Spatial and Full-Text Indexes
This guide covers inspection and visualization of InnoDB R-tree spatial indexes and full-text search (FTS) auxiliary tables.
Spatial Indexes (R-tree)
Background
InnoDB spatial indexes use R-tree data structures to index geometry columns (POINT, LINESTRING, POLYGON, etc.). R-tree pages have the same basic structure as B+Tree INDEX pages but store Minimum Bounding Rectangles (MBRs) instead of key values.

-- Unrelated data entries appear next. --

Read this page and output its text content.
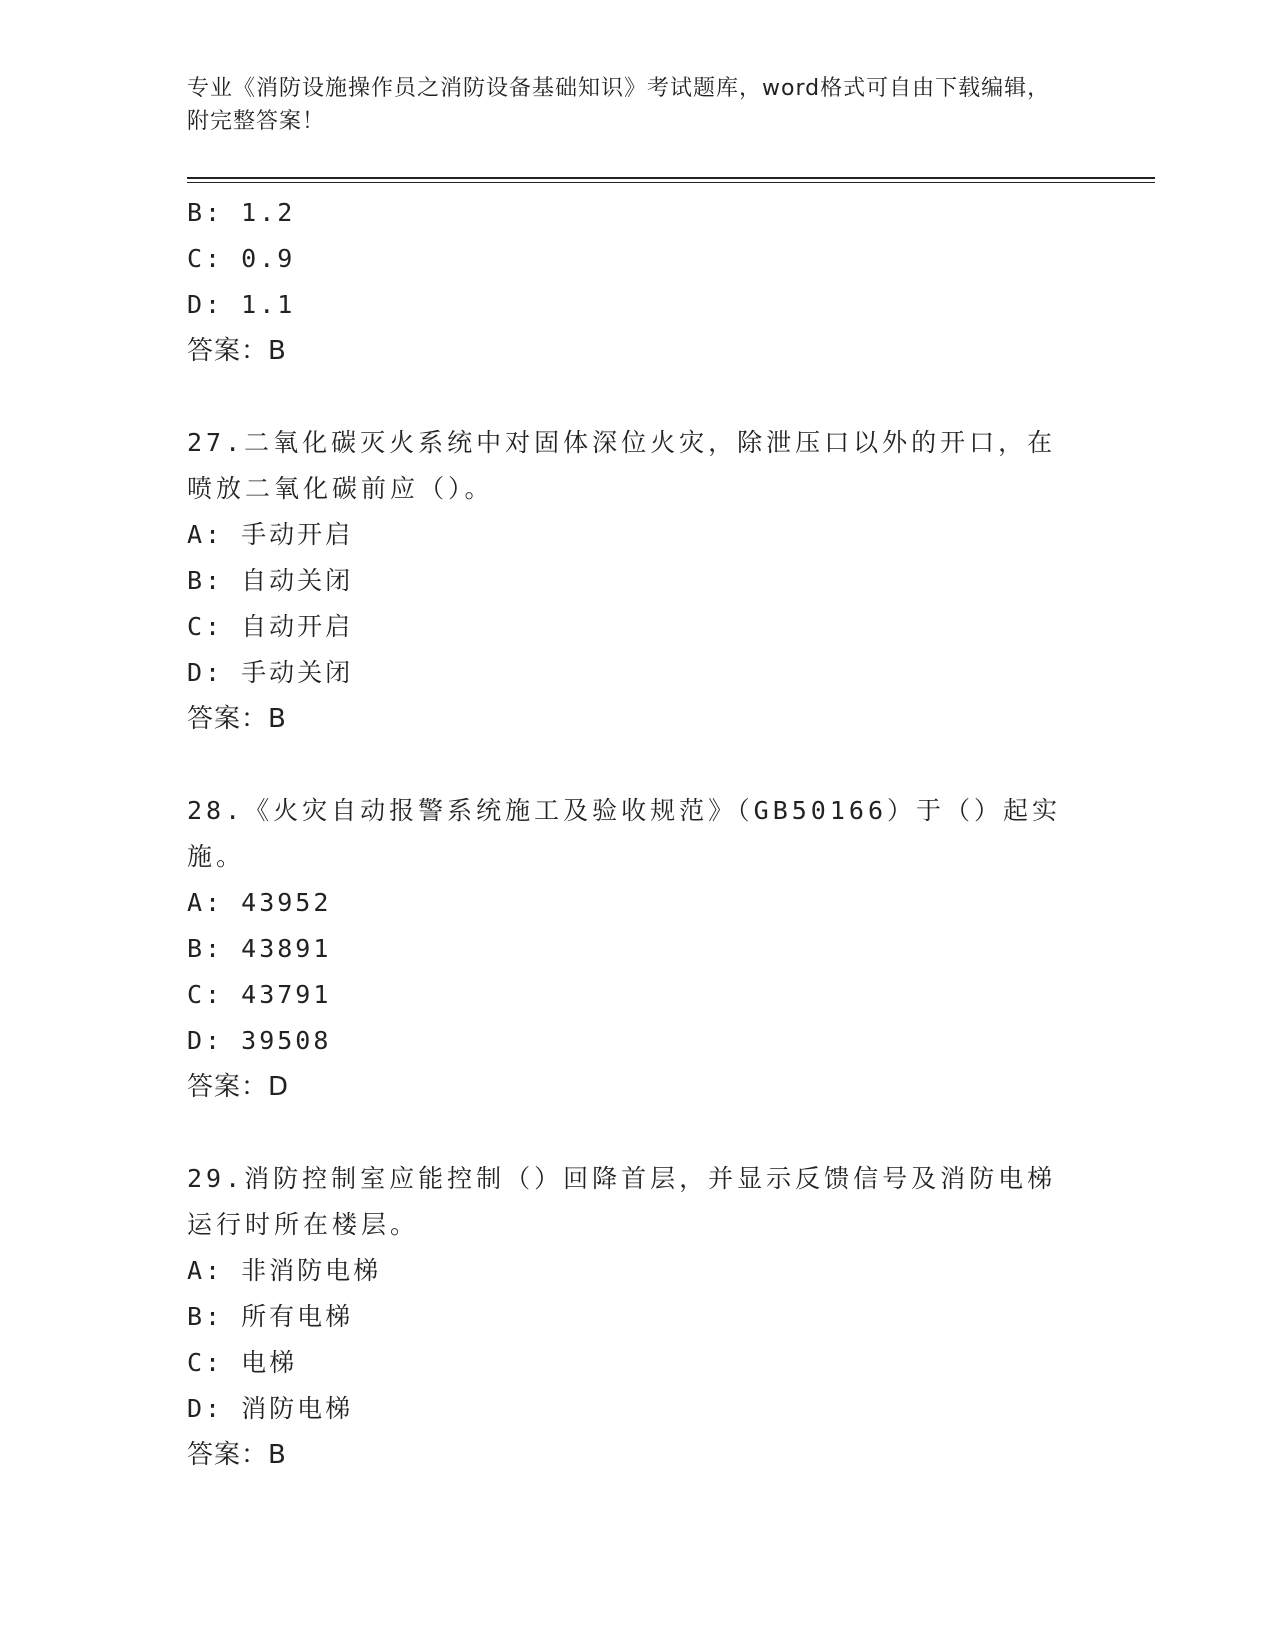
专业《消防设施操作员之消防设备基础知识》考试题库，word格式可自由下载编辑，附完整答案！
B: 1.2
C: 0.9
D: 1.1
答案：B
27.二氧化碳灭火系统中对固体深位火灾，除泄压口以外的开口，在喷放二氧化碳前应（）。
A: 手动开启
B: 自动关闭
C: 自动开启
D: 手动关闭
答案：B
28.《火灾自动报警系统施工及验收规范》（GB50166）于（）起实施。
A: 43952
B: 43891
C: 43791
D: 39508
答案：D
29.消防控制室应能控制（）回降首层，并显示反馈信号及消防电梯运行时所在楼层。
A: 非消防电梯
B: 所有电梯
C: 电梯
D: 消防电梯
答案：B
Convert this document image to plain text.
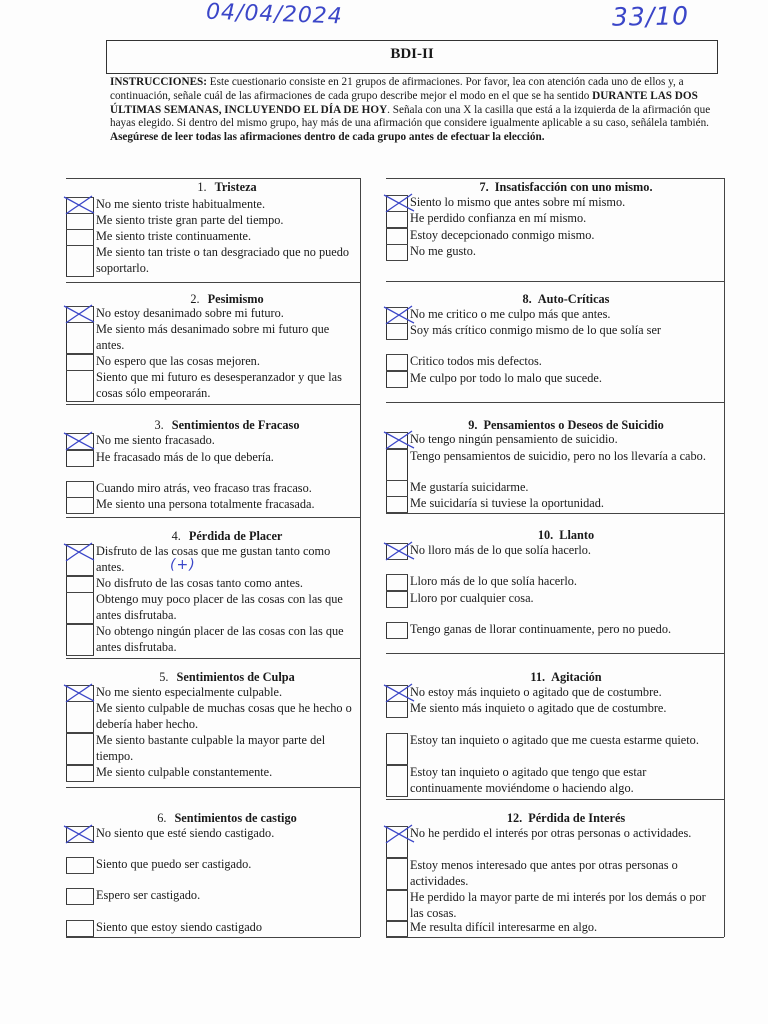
04/04/2024	33/10
BDI-II
INSTRUCCIONES: Este cuestionario consiste en 21 grupos de afirmaciones. Por favor, lea con atención cada uno de ellos y, a continuación, señale cuál de las afirmaciones de cada grupo describe mejor el modo en el que se ha sentido DURANTE LAS DOS ÚLTIMAS SEMANAS, INCLUYENDO EL DÍA DE HOY. Señala con una X la casilla que está a la izquierda de la afirmación que hayas elegido. Si dentro del mismo grupo, hay más de una afirmación que considere igualmente aplicable a su caso, señálela también. Asegúrese de leer todas las afirmaciones dentro de cada grupo antes de efectuar la elección.
(+)
1. Tristeza
No me siento triste habitualmente.
Me siento triste gran parte del tiempo.
Me siento triste continuamente.
Me siento tan triste o tan desgraciado que no puedo soportarlo.
2. Pesimismo
No estoy desanimado sobre mi futuro.
Me siento más desanimado sobre mi futuro que antes.
No espero que las cosas mejoren.
Siento que mi futuro es desesperanzador y que las cosas sólo empeorarán.
3. Sentimientos de Fracaso
No me siento fracasado.
He fracasado más de lo que debería.
Cuando miro atrás, veo fracaso tras fracaso.
Me siento una persona totalmente fracasada.
4. Pérdida de Placer
Disfruto de las cosas que me gustan tanto como antes.
No disfruto de las cosas tanto como antes.
Obtengo muy poco placer de las cosas con las que antes disfrutaba.
No obtengo ningún placer de las cosas con las que antes disfrutaba.
5. Sentimientos de Culpa
No me siento especialmente culpable.
Me siento culpable de muchas cosas que he hecho o debería haber hecho.
Me siento bastante culpable la mayor parte del tiempo.
Me siento culpable constantemente.
6. Sentimientos de castigo
No siento que esté siendo castigado.
Siento que puedo ser castigado.
Espero ser castigado.
Siento que estoy siendo castigado
7. Insatisfacción con uno mismo.
Siento lo mismo que antes sobre mí mismo.
He perdido confianza en mí mismo.
Estoy decepcionado conmigo mismo.
No me gusto.
8. Auto-Críticas
No me critico o me culpo más que antes.
Soy más crítico conmigo mismo de lo que solía ser
Critico todos mis defectos.
Me culpo por todo lo malo que sucede.
9. Pensamientos o Deseos de Suicidio
No tengo ningún pensamiento de suicidio.
Tengo pensamientos de suicidio, pero no los llevaría a cabo.
Me gustaría suicidarme.
Me suicidaría si tuviese la oportunidad.
10. Llanto
No lloro más de lo que solía hacerlo.
Lloro más de lo que solía hacerlo.
Lloro por cualquier cosa.
Tengo ganas de llorar continuamente, pero no puedo.
11. Agitación
No estoy más inquieto o agitado que de costumbre.
Me siento más inquieto o agitado que de costumbre.
Estoy tan inquieto o agitado que me cuesta estarme quieto.
Estoy tan inquieto o agitado que tengo que estar continuamente moviéndome o haciendo algo.
12. Pérdida de Interés
No he perdido el interés por otras personas o actividades.
Estoy menos interesado que antes por otras personas o actividades.
He perdido la mayor parte de mi interés por los demás o por las cosas.
Me resulta difícil interesarme en algo.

Each MBR consists of four 64-bit floats (big-endian):
┌─────────┬─────────┬─────────┬─────────┐
│ min_x │ min_y │ max_x │ max_y │
│ 8 bytes │ 8 bytes │ 8 bytes │ 8 bytes │
└─────────┴─────────┴─────────┴─────────┘
CLI Inspection
R-tree pages appear in inno pages output with additional MBR detail:
# Show all pages including R-tree
inno pages -f spatial_table.ibd
# Focus on a specific R-tree page
inno pages -f spatial_table.ibd -p 4 -v
R-tree page output includes the tree level, record count, and enclosing MBR for the page.
Health Metrics
The inno health subcommand reports spatial index metrics alongside B+Tree indexes:
inno health -f spatial_table.ibd --json | jq '.indexes[] | select(.index_type == "RTREE")'
Web UI Visualization
The web analyzer includes a Spatial tab (keyboard shortcut: S) that provides:
- Summary cards — R-tree page count, tree levels, leaf pages, total MBRs
- Spatial extent — bounding box coordinates covering all MBRs
- Canvas visualization — interactive MBR rectangle rendering with:
- Color-coded rectangles (hue varies by MBR index)

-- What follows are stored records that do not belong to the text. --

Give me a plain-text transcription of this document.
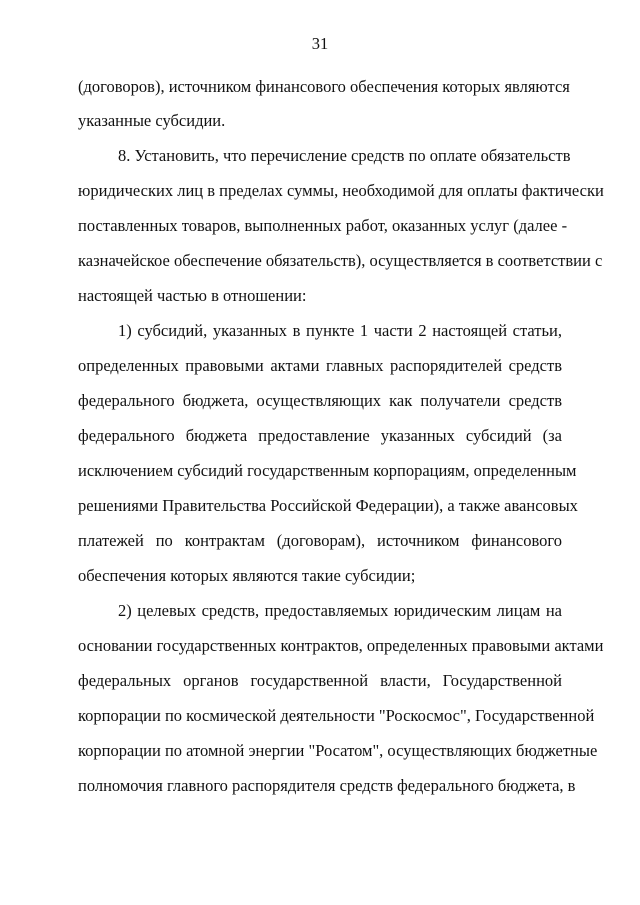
31
(договоров), источником финансового обеспечения которых являются
указанные субсидии.
8. Установить, что перечисление средств по оплате обязательств
юридических лиц в пределах суммы, необходимой для оплаты фактически
поставленных товаров, выполненных работ, оказанных услуг (далее -
казначейское обеспечение обязательств), осуществляется в соответствии с
настоящей частью в отношении:
1) субсидий, указанных в пункте 1 части 2 настоящей статьи,
определенных правовыми актами главных распорядителей средств
федерального бюджета, осуществляющих как получатели средств
федерального бюджета предоставление указанных субсидий (за
исключением субсидий государственным корпорациям, определенным
решениями Правительства Российской Федерации), а также авансовых
платежей по контрактам (договорам), источником финансового
обеспечения которых являются такие субсидии;
2) целевых средств, предоставляемых юридическим лицам на
основании государственных контрактов, определенных правовыми актами
федеральных органов государственной власти, Государственной
корпорации по космической деятельности "Роскосмос", Государственной
корпорации по атомной энергии "Росатом", осуществляющих бюджетные
полномочия главного распорядителя средств федерального бюджета, в
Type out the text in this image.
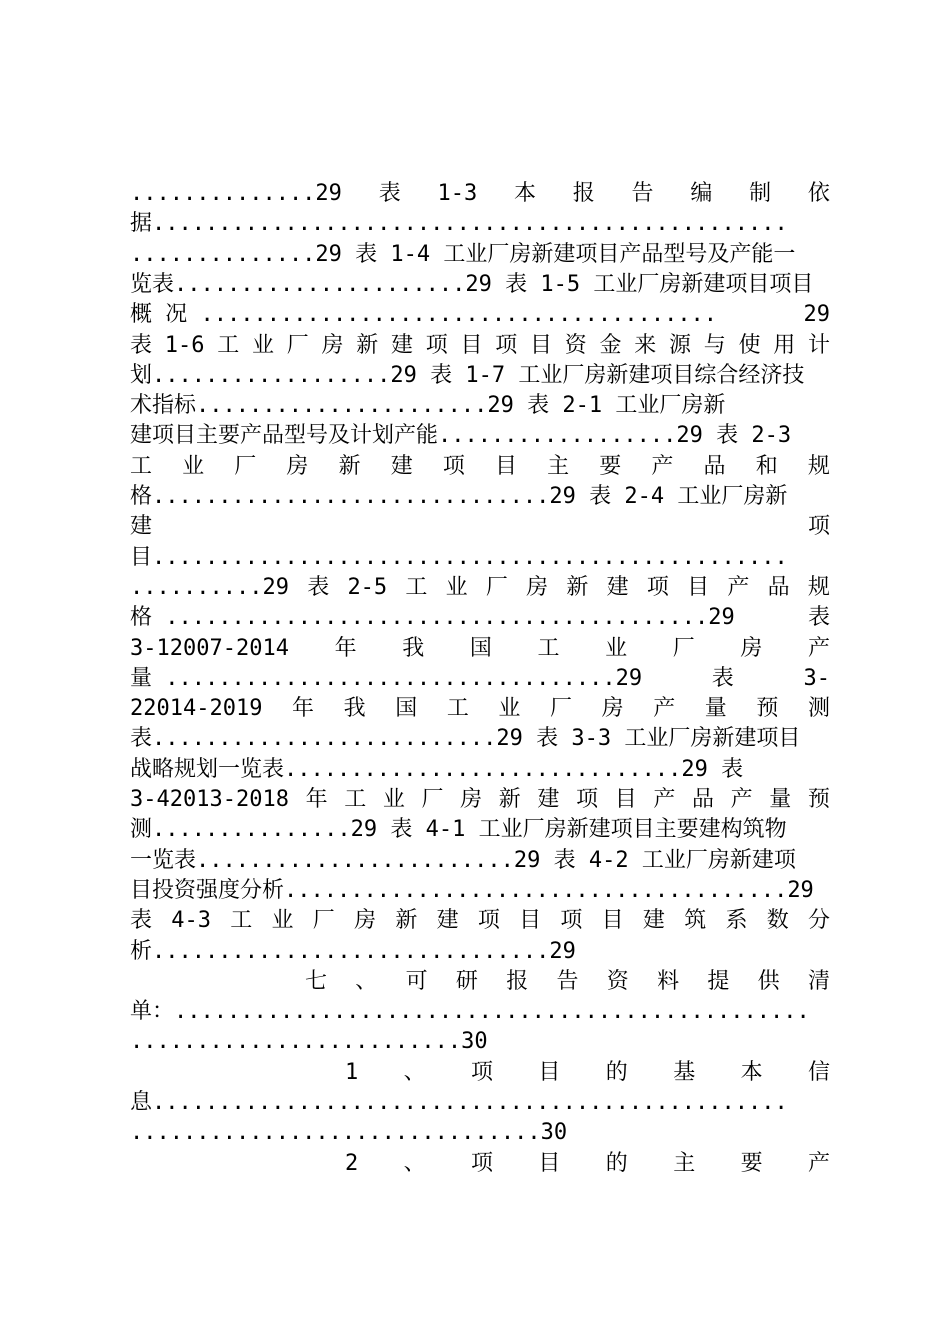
..............29 表 1-3 本 报 告 编 制 依
据................................................
..............29 表 1-4 工业厂房新建项目产品型号及产能一
览表......................29 表 1-5 工业厂房新建项目项目
概 况 .......................................	29
表 1-6 工 业 厂 房 新 建 项 目 项 目 资 金 来 源 与 使 用 计
划..................29 表 1-7 工业厂房新建项目综合经济技
术指标......................29 表 2-1 工业厂房新
建项目主要产品型号及计划产能..................29 表 2-3
工 业 厂 房 新 建 项 目 主 要 产 品 和 规
格..............................29 表 2-4 工业厂房新
建	项
目................................................
..........29 表 2-5 工 业 厂 房 新 建 项 目 产 品 规
格 .........................................29	表
3-12007-2014 年 我 国 工 业 厂 房 产
量 ..................................29	表	3-
22014-2019 年 我 国 工 业 厂 房 产 量 预 测
表..........................29 表 3-3 工业厂房新建项目
战略规划一览表..............................29 表
3-42013-2018 年 工 业 厂 房 新 建 项 目 产 品 产 量 预
测...............29 表 4-1 工业厂房新建项目主要建构筑物
一览表........................29 表 4-2 工业厂房新建项
目投资强度分析......................................29
表 4-3 工 业 厂 房 新 建 项 目 项 目 建 筑 系 数 分
析..............................29
七 、 可 研 报 告 资 料 提 供 清
单：................................................
.........................30
1 、 项 目 的 基 本 信
息................................................
...............................30
2 、 项 目 的 主 要 产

- Coordinate grid with axis labels
- Tree level selector for multi-level indexes
- Page summary table — per-page level, record count, MBR count, and enclosing MBR
Full-Text Indexes (FTS)
Background
InnoDB full-text indexes are implemented using auxiliary tables stored as separate .ibd files in the same schema directory. Each FTS index creates multiple auxiliary files:
| File Pattern | Purpose |
|---|---|
FTS_<table_id>_CONFIG.ibd | FTS configuration and state |
FTS_<table_id>_<index_id>_INDEX_<N>.ibd | Inverted index partitions (0-5) |
FTS_<table_id>_DELETE.ibd | Deleted document IDs |
FTS_<table_id>_BEING_DELETED.ibd | Documents being removed from index |
FTS_<table_id>_DELETE_CACHE.ibd | Cached deletes pending merge |
FTS_<table_id>_BEING_DELETED_CACHE.ibd | Cached being-deleted entries |
Detection
IDB Utils can detect FTS auxiliary files by filename pattern:
# Audit a data directory to identify FTS tables
inno audit -d /var/lib/mysql/mydb --health --json | jq '.files[] | select(.name | startswith("FTS_"))'
FTS File Analysis
Each FTS auxiliary file is a regular InnoDB tablespace and can be inspected with any subcommand:
# Check FTS config table
inno pages -f /var/lib/mysql/mydb/FTS_0000000000000437_CONFIG.ibd
# Verify FTS index partition integrity
inno checksum -f /var/lib/mysql/mydb/FTS_0000000000000437_00000000000004a2_INDEX_1.ibd
# Health of FTS inverted index
inno health -f /var/lib/mysql/mydb/FTS_0000000000000437_00000000000004a2_INDEX_0.ibd
FTS in Health Reports
When running health analysis, FTS auxiliary files are identified and summarized:
inno health -f table.ibd --json
The health report includes an fts_info section when FTS auxiliary tables are detected, showing:
- Table ID and associated index count
- Whether CONFIG and DELETE tables exist
- Index partition coverage (expected: 6 partitions numbered 0-5)
Combining Spatial and FTS Analysis
For tables with both spatial and full-text indexes:
# Full health picture
inno health -f geosearch_table.ibd -v
# Audit entire schema
inno audit -d /var/lib/mysql/mydb --health
The audit subcommand automatically identifies R-tree pages within tablespaces and FTS auxiliary files in the directory, providing a comprehensive view of all index types.